Immediately before the occurrence of the resonance case, the efficiency also reaches its level Maximum value. This is to the same extent as the kinetic energy in the moving Mass increases, potential energy stored in the elastic means and in the Speed of natural oscillation converted from one form of energy to the other. The energy stored in the system in the oscillation state is many times over the energy added or removed per period.

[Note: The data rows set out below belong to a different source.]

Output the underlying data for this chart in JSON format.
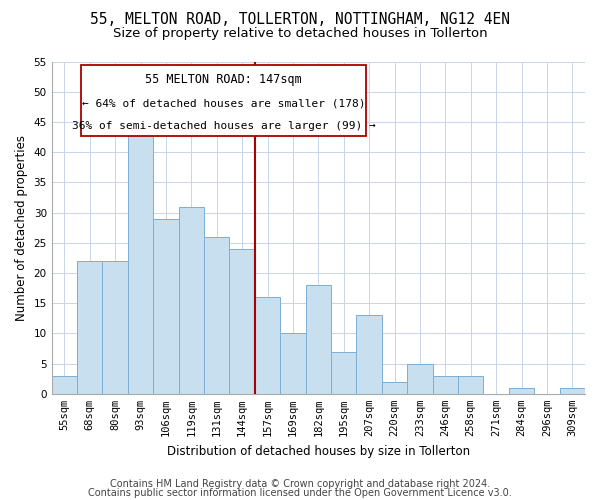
{
  "title1": "55, MELTON ROAD, TOLLERTON, NOTTINGHAM, NG12 4EN",
  "title2": "Size of property relative to detached houses in Tollerton",
  "xlabel": "Distribution of detached houses by size in Tollerton",
  "ylabel": "Number of detached properties",
  "bin_labels": [
    "55sqm",
    "68sqm",
    "80sqm",
    "93sqm",
    "106sqm",
    "119sqm",
    "131sqm",
    "144sqm",
    "157sqm",
    "169sqm",
    "182sqm",
    "195sqm",
    "207sqm",
    "220sqm",
    "233sqm",
    "246sqm",
    "258sqm",
    "271sqm",
    "284sqm",
    "296sqm",
    "309sqm"
  ],
  "bar_values": [
    3,
    22,
    22,
    43,
    29,
    31,
    26,
    24,
    16,
    10,
    18,
    7,
    13,
    2,
    5,
    3,
    3,
    0,
    1,
    0,
    1
  ],
  "bar_color": "#c8dff0",
  "bar_edge_color": "#7bafd4",
  "vline_x": 7.5,
  "vline_color": "#aa0000",
  "annotation_title": "55 MELTON ROAD: 147sqm",
  "annotation_line1": "← 64% of detached houses are smaller (178)",
  "annotation_line2": "36% of semi-detached houses are larger (99) →",
  "footer1": "Contains HM Land Registry data © Crown copyright and database right 2024.",
  "footer2": "Contains public sector information licensed under the Open Government Licence v3.0.",
  "ylim": [
    0,
    55
  ],
  "yticks": [
    0,
    5,
    10,
    15,
    20,
    25,
    30,
    35,
    40,
    45,
    50,
    55
  ],
  "bg_color": "#ffffff",
  "grid_color": "#c8d4e8",
  "title1_fontsize": 10.5,
  "title2_fontsize": 9.5,
  "axis_label_fontsize": 8.5,
  "tick_fontsize": 7.5,
  "annot_fontsize": 8.5,
  "footer_fontsize": 7
}
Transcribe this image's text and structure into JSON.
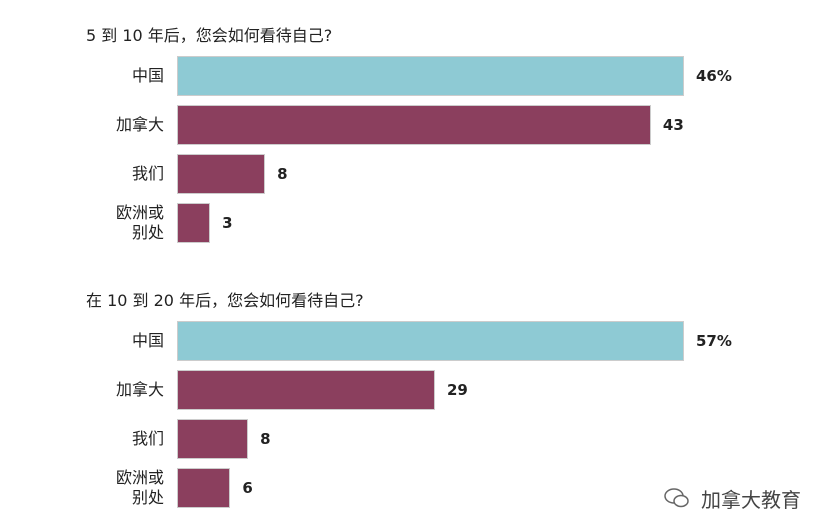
{
  "charts": [
    {
      "type": "barh",
      "title": "5 到 10 年后，您会如何看待自己?",
      "categories": [
        "中国",
        "加拿大",
        "我们",
        "欧洲或别处"
      ],
      "values": [
        46,
        43,
        8,
        3
      ],
      "value_labels": [
        "46%",
        "43",
        "8",
        "3"
      ],
      "colors": [
        "#8ecad4",
        "#8b3f5e",
        "#8b3f5e",
        "#8b3f5e"
      ],
      "xlim": [
        0,
        46
      ]
    },
    {
      "type": "barh",
      "title": "在 10 到 20 年后，您会如何看待自己?",
      "categories": [
        "中国",
        "加拿大",
        "我们",
        "欧洲或别处"
      ],
      "values": [
        57,
        29,
        8,
        6
      ],
      "value_labels": [
        "57%",
        "29",
        "8",
        "6"
      ],
      "colors": [
        "#8ecad4",
        "#8b3f5e",
        "#8b3f5e",
        "#8b3f5e"
      ],
      "xlim": [
        0,
        57
      ]
    }
  ],
  "watermark": "加拿大教育"
}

In Fig. 13, a clamping device u is wedged onto the shaft h and carries a spring ν clamped on both sides. This spring ν engages in corresponding recesses of a crank wheel in such a way that it is deflected when a power is transmitted and accordingly stores energy. ■

Claims (4)

Patent claims: i. Loosely coupled ones that work in coordination and transmit power 'Mechanical device according to Patent 392 512, characterized in that the reciprocating mass of a prime mover or work machine with elastic Means for the purpose of periodic energy storage combined into a vibratory and tunable structure is; so ~ that the moving parts ■ free, relatively undamped, tunable Execute vibrations and store a quantum of energy in the vibration state, that is greater than the amount delivered or supplied per stroke. 2. Device according to claim 1, characterized in that the coupling and accumulating means are combined to form common organs (Ia, H) S, IHy, IV <5, Fig. 11, or d, e, Fig. 12, u, v, v, Fig. 13). 3. Apparatus according to claim 1 and 2, characterized in that the coupling, elastic means (I, II, Fig. 10) "are arranged separately from the accumulators (α, β, Fig. 10). 4. Device in systems according to claim ι to 3, characterized in that that the coordination of the systems by changing a speed or by shifting elastic means, e.g. from Springs, compression cylinders, etc., or by controlling the valves, changing the contact pressure of the valves or takes place by changing the gas mixture, the gas or vapor pressure. . For this 1 sheet of drawings.